"Do you mean to say that—that you are going along in the Andromeda?" she asked faintly.
"It is even so—more is the pity. I had committed myself to Bonteck, in a way, before I knew the names on his passenger list."
"And if you had known, you would have refused?"
"I don't know. Most likely I should; and not altogether out of consideration for you. You see, I am quite frank."
"You are; most refreshingly frank. One might have hoped that time, and—and——"
----"And absence and new fields and faces, and all that, would make me forget," I finished for her. "Unhappily, they haven't.

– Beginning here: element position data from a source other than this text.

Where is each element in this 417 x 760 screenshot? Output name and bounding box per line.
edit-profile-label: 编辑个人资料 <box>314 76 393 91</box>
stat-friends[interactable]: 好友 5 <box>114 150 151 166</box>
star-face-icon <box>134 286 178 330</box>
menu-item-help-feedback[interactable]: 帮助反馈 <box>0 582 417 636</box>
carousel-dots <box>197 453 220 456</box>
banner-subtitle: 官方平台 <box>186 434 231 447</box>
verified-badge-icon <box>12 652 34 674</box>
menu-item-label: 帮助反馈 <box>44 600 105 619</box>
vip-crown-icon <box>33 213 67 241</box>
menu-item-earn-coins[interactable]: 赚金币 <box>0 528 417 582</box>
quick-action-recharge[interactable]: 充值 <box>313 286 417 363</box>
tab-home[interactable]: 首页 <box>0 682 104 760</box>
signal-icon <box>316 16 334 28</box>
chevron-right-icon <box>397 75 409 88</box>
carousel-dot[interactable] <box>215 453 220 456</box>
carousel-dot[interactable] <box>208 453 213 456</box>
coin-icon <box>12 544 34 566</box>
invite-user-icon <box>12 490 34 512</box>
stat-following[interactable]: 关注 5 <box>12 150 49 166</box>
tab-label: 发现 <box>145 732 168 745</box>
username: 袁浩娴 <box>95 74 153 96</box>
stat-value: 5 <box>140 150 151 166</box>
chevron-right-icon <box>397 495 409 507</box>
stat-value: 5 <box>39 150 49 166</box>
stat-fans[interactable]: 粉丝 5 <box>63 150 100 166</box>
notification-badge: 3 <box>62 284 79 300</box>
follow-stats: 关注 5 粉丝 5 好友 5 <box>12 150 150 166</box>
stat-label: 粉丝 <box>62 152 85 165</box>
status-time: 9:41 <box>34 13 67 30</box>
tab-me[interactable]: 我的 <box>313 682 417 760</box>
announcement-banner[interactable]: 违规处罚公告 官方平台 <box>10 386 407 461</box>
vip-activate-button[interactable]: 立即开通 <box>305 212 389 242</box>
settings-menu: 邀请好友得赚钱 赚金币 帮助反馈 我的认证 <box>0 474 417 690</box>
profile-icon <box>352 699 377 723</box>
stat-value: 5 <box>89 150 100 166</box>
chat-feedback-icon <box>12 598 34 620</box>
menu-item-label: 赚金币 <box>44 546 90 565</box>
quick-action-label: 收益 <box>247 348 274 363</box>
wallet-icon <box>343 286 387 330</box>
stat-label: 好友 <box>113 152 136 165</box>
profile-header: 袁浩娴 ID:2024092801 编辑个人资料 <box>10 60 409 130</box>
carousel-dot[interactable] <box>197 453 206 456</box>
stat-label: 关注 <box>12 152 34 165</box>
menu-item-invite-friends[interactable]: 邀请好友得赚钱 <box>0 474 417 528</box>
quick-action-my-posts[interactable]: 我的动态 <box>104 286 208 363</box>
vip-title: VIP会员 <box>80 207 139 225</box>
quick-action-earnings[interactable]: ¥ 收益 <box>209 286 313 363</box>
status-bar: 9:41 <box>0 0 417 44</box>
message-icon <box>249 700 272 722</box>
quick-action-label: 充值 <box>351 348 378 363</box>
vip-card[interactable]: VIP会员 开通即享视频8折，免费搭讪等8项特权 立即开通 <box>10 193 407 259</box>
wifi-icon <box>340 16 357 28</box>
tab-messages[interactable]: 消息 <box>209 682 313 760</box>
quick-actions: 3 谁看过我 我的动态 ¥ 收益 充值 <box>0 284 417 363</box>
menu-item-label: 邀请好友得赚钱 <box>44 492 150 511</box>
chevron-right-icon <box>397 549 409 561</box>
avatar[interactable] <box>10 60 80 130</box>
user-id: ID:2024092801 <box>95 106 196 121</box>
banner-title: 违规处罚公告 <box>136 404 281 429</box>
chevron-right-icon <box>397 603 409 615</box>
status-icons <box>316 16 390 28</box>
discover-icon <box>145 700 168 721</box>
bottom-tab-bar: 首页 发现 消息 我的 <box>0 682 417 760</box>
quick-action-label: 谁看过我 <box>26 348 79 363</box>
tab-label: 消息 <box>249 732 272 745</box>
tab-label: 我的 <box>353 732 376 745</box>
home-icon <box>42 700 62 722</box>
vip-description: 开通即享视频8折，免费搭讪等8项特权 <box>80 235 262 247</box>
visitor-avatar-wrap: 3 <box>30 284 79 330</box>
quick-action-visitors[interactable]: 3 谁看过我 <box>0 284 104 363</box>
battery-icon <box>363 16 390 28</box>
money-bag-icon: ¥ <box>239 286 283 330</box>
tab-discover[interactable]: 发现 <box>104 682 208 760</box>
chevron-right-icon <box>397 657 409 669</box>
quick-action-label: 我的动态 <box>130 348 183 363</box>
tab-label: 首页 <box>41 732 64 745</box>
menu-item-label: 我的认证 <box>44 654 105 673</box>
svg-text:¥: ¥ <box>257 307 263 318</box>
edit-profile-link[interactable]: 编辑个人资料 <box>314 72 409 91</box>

But that is neither here nor there. Though I have kept pretty well out of the civilized world for the past three years, there has been a word now and then from home. Tell me plainly, Connie—how much does Jerry Dupuyster know?"
"He knows that three years ago we were engaged to be married, you and I." The cool voice trembled a little, but it was still well under control.
"That is better," I commented with a sigh of relief; and it was better because, if Jerry hadn't known, there would have been chances for hideous complications on the proposed cruise of the Andromeda, or at least, in some inchoate way, I felt there would. "Does Jerry know why it was broken off?" I went on.
"He thinks he does."
"Which is to say that he accepts your Aunt Mehitable's version of it; the one she published broadcast among our friends—that, without any cause assigned, we simply agreed to disagree?"